The stories of Milwaukee’s book co-ops
By Colleen DuVall
As a fall chill settles in the air, there’s something to be said for snuggling up with a good book. And what better place to search for a page-turning read than one of your resident book cooperatives? In honor of National Co-op Month, here are three whose stories we’ll be delving into:
A Broader Vocabulary
This book co-op began when the bricks and mortar Broader Vocabulary closed in Bay View. Organizer Stephanie Schneider was kind enough to provide these thoughtful answers to my questions:
What has the transition been like from Bay View store to co-op?
SS: “Since the store closed in November, organizing to form a cooperative has certainly been an adventure. The group of us that came together when we heard the store was closing were strangers, but all interested in keeping the store alive. None of us had any experience in forming a co-op or opening a bookstore, so it’s been an incredible learning experience and a great test of the do-it-yourself ethic.
“Though we raised enough money to purchase the store’s inventory, we’re still working on fund raising to afford a space. In the meantime, we’re putting on events and building community as we would if we had a brick and mortar store. Also, a lot of our events have come from the membership, which have been fantastic — rock shows, workshops, pancake breakfasts. All are results of people who came forward and said they wanted to help the cause, making it evident how much they loved the store.”
What has been your biggest help with keeping Broader Vocabulary going and did you have to make any changes to your focus?
SS: “We have had much love and support from other co-ops in Milwaukee, especially People’s Books, Riverwest Co-op and Outpost. It’s been so heartwarming to have these organizations be so willing to help us succeed. The Tool Shed, as well, has been invaluable to us; always so supportive wanting to collaborate by offering us space for events and helping us to make connections with local authors, just to name a few ways.
“Our members have provided incredible support as well. It really speaks to why we need this store when you realize how many people out there will, without much asking, work to make this co-op happen. And this isn’t a quick and easy process.
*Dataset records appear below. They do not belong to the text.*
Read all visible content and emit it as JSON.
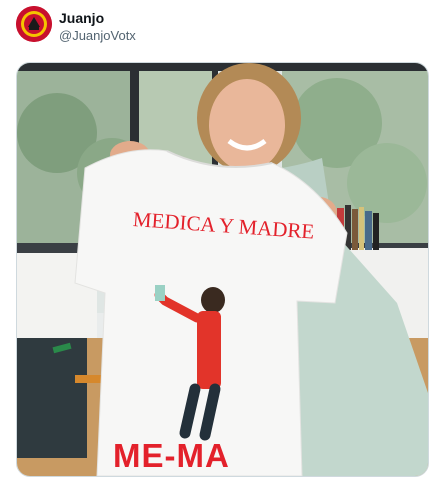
{
  "tweet": {
    "author_name": "Juanjo",
    "author_handle": "@JuanjoVotx"
  },
  "media": {
    "shirt_text_top": "MEDICA Y MADRE",
    "shirt_text_bottom": "ME-MA"
  },
  "colors": {
    "shirt_text": "#e3212b",
    "avatar_bg": "#c8102e"
  }
}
Yet, still people contact us frequently to offer what they can to help.
“We’re not quite there … actually running a store yet, but we definitely believe in the model of a cooperative. From the beginning, we have determined that this store can succeed because it is being built by and for a community of people — those who loved the old store and those who may have never been. The work to make this happen has been done by many hands, so we’re confident that the operating of the actual store will function the same way.”
Visit the blog for A Broader Vocabulary.
People’s Books Cooperative
Here is the condensed version of their tale, engagingly told by dedicated volunteer Jim Draeger:
Chris Chiu founded People’s Books in December of 1974 with a typewriter, a few book catalogs, and loans from his closest friends. He ran the store meticulously for 33 years all by himself. Over the years, he moved locations, starting on Farwell Avenue and finally settling on the corner of Locust and Maryland about 10 years ago. Along the way, he mastered the timeless art of book buying. He wrote his own computer program to track everything from books, to publishers, to customers. We still use his program today.
In May of 2007, I took lead of the campaign to make the transition to co-op. Chris presented me with a list of his loyal customers over the past 30 years. I began calling our community members and informing them about our cooperative endeavor. After three months of endless meetings, People’s Books Cooperative took legal and financial control of the bookstore on September 1, 2007.
We never would have been able to succeed without Chris Chiu. He gave us a very generous membership loan and all of his books to sell on consignment. I sat with Chris every day for almost eight months to learn how to run a bookstore — I learned more from him in that time than I learned in all of graduate school.
Along the way, People’s Books Co-op has grown into something rare and beautiful. We have about 250 members, more than 40 committed volunteers, and a diverse clientele that keeps returning.
We are Milwaukee’s only brick and mortar, community-owned bookstore. Our members pay yearly dues and are actual owners of the store. That’s what a co-op is all about; community ownership and democratic decision-making. Best yet, all of our proceeds go back into the community. Any profits that the co-op makes expand to other cooperative movements rather than going to the board members, employees, or owners. In short, our book co-op offers a viable, concrete alternative to capitalism that puts people over profits.
Visit All People’s online or stop in at 2122 E. Locust St. (on the corner of Locust and Maryland). All People’s can also be found on Facebook.
Open Book is a co-op that was suggested by North Shore residents in the wake of the Harry W. Schwartz closings. While the Downer Avenue and Mequon stores were bought by Schwartz staff and kept open under new names, the Oakland Avenue location in Shorewood was not as fortunate and the doors closed.
By the spring of 2009, flyers were circulating in the area, bearing the headline: “The North Shore’s gotta have an independent bookstore!” Readers were urged to come together to fill the void left by the Schwartz closing, by helping to form “Open Book — A Community Bookstore,” based on the cooperative model and operating as a Limited Liability Company. Members would provide start-up capital and operating funds with their dues, and in turn would receive discounts on purchases as well as an annual dividend, when possible.
Organizer Keith Schmitz said, “The closing of the Harry W. Schwartz store on Oakland Avenue created a big void in the community. It’s a void we plan to close. We see it as an important quality of life issue.”
At the time of writing, plans were underway for the co-op to open in the fall of 2009, offering new books, a children’s section, a coffee shop and some used books and magazines. Manager Lisa Zupke — former manager of the Oakland Schwartz — says, “We want it to be a community gathering place where friends and neighbors meet for coffee and small groups hold meetings. That’s something the community sorely needs.”
Open Book’s organizers see the East Side and North Shore as the ideal location for a community-based bookstore. “It’s an area chock-full of literate people who … choose to support well-run local businesses,” said Kit Vernon, a retired marketing executive. In just one spring month, Open Book organizers had attracted nearly 400 potential members. So how are plans coming along?
Organizer Schmitz had this to say: “At the time of this article, we have no idea if our efforts will pay off in a book store for the North Shore. Nevertheless, in our capitalistic system there should be many ways for a community to get the kind of businesses it wants.”